- Begin Journal -
I begin this journal today with great expectations, as I have found 12 Monarch
Butterfly eggs. (Danaus plexippus) I also located 4 living Monarch caterpillars
(1 4th instar, 3 2nd & 3rd instar) I wonder how long it will take them to grow.
The hunt went well today, and I managed to locate more eggs. Some of the ones I found
yesterday have hatched. Of the Monarchs I now have 8 caterpillars ranging from 1st through
3rd instar, and 4 that are either 4th or 5th instar. I also have 22 eggs.
Another good day today. I now have 15 caterpillars of 1st-3rd instar, 4 that are 4th-5th
instar, and a whopping total of 45 eggs! I am now having to collect 1 whole stalk of
milkweed every day in order to keep them fed.
Those eggs are starting to hatch with a vigor now. I now have 29 that are between 1st and
3rd instar. I found another 4th instar caterpillar today, so now I have 5 that are 4th and
5th instar. I think the largest of them is getting ready to pupate. I now have 51 eggs.
A tradgedy has befallen one of my 4th instar caterpillars. It seems that it has turned
brown and gooey (best way I can describe it). I believe it to be dead. On the good
side however, I now have 1 making it's chrysylis. I have 43 caterpillars of the 1st-3rd,
3 of the 4th & 5th, and 32 eggs. (Didn't seem to find as many today)

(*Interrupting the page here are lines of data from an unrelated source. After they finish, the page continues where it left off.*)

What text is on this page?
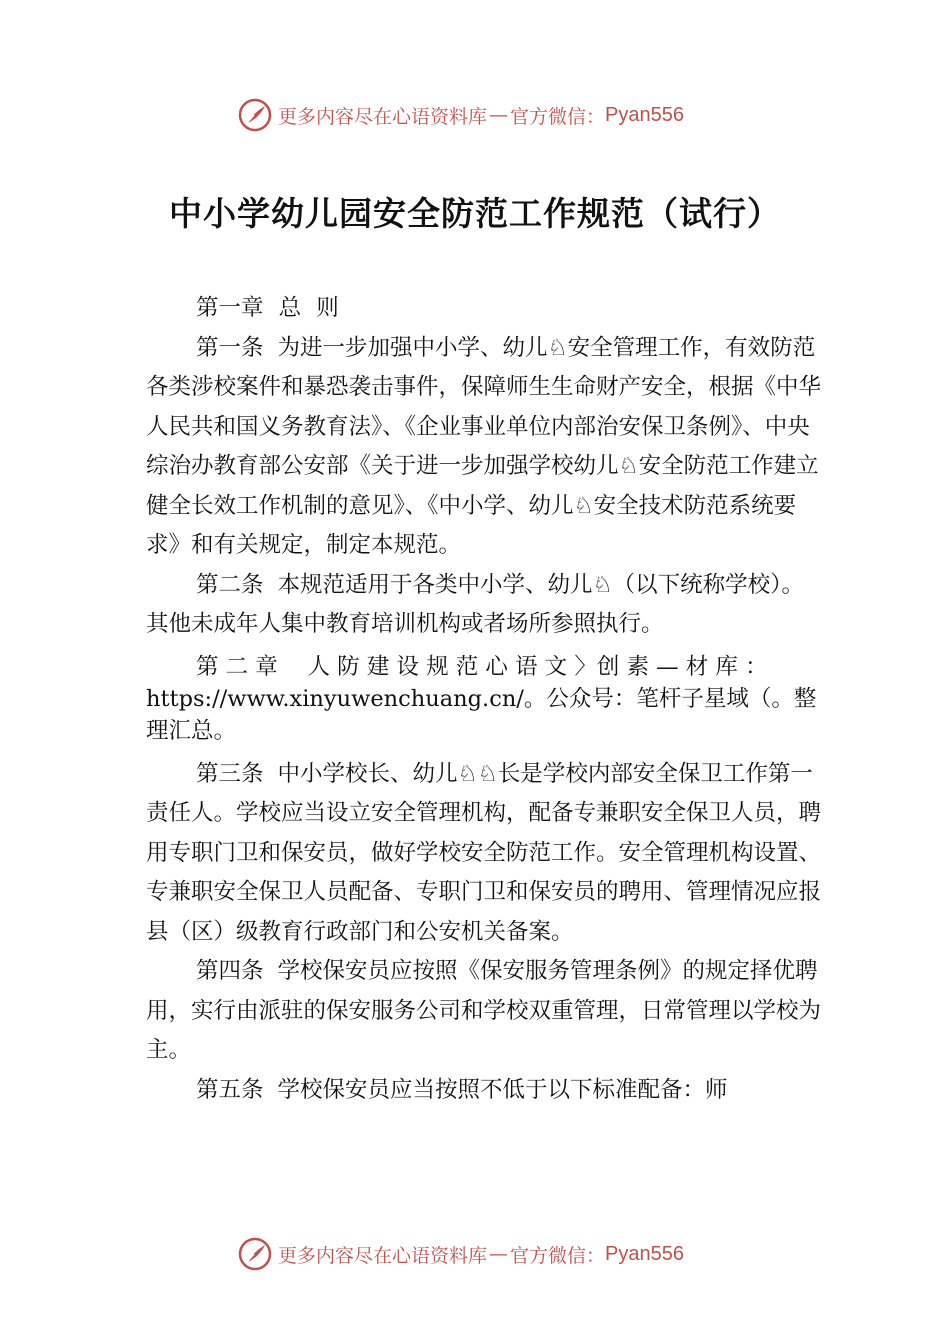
更多内容尽在心语资料库 — 官方微信： Pyan556
中小学幼儿园安全防范工作规范（试行）

第一章 总 则

第一条 为进一步加强中小学、幼儿♘安全管理工作，有效防范各类涉校案件和暴恐袭击事件，保障师生生命财产安全，根据《中华人民共和国义务教育法》、《企业事业单位内部治安保卫条例》、中央综治办教育部公安部《关于进一步加强学校幼儿♘安全防范工作建立健全长效工作机制的意见》、《中小学、幼儿♘安全技术防范系统要求》和有关规定，制定本规范。

第二条 本规范适用于各类中小学、幼儿♘（以下统称学校）。其他未成年人集中教育培训机构或者场所参照执行。

第 二 章　 人 防 建 设 规 范 心 语 文 〉创 素 — 材 库 ：https://www.xinyuwenchuang.cn/。公众号：笔杆子星域（。整理汇总。

第三条 中小学校长、幼儿♘♘长是学校内部安全保卫工作第一责任人。学校应当设立安全管理机构，配备专兼职安全保卫人员，聘用专职门卫和保安员，做好学校安全防范工作。安全管理机构设置、专兼职安全保卫人员配备、专职门卫和保安员的聘用、管理情况应报县（区）级教育行政部门和公安机关备案。

第四条 学校保安员应按照《保安服务管理条例》的规定择优聘用，实行由派驻的保安服务公司和学校双重管理，日常管理以学校为主。

第五条 学校保安员应当按照不低于以下标准配备：师

更多内容尽在心语资料库 — 官方微信： Pyan556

I have now come to a junction in my collection, and have decided to make a butterfly house
to keep the adults in. In fact, I will try to catch a few as they nectar on my zinnias.

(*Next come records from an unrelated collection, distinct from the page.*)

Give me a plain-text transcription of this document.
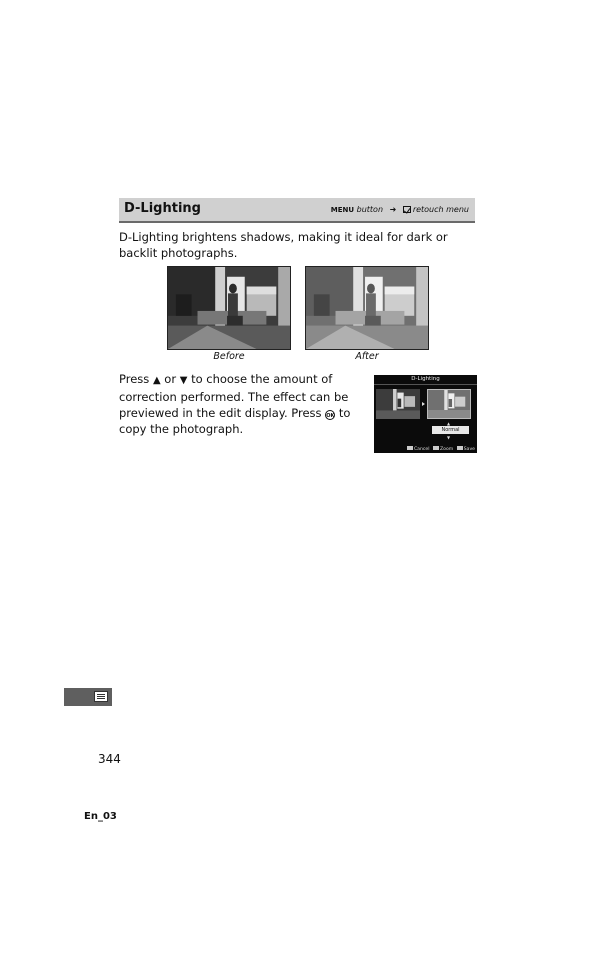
D-Lighting	MENU button ➜ retouch menu
D-Lighting brightens shadows, making it ideal for dark or backlit photographs.
Before	After
Press ▲ or ▼ to choose the amount of correction performed. The effect can be previewed in the edit display. Press OK to copy the photograph.
D-Lighting
▲
Normal
▼
Cancel Zoom Save
344
En_03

Perhaps I will get more eggs that way. :)
I don't know what it is, but that brown stuff is spreading to my other 4th & 5th instar
caterpillars. The one making the cocoon has died, and one other has died.
Luckily, the 1st through 3rd instar caterpillars are in a seperate container. I just
hope that the brown stuff doesn't spread. I am also beginning to wonder if I should
just give it up and leave it to the professionals to raise them.
I spent some time on the Inet last night and did some research on the brown stuff. Seems it's
a virus. It's called Nuclear Polyhedrosis. And it is very deadly to the caterpillars.
I think all of the larger caterpillars in the container with the virus are going to meet the same
gory fate. I have written an Email to a college professor to ask about the virus and how to
eradicate it. Hopefully it can be done.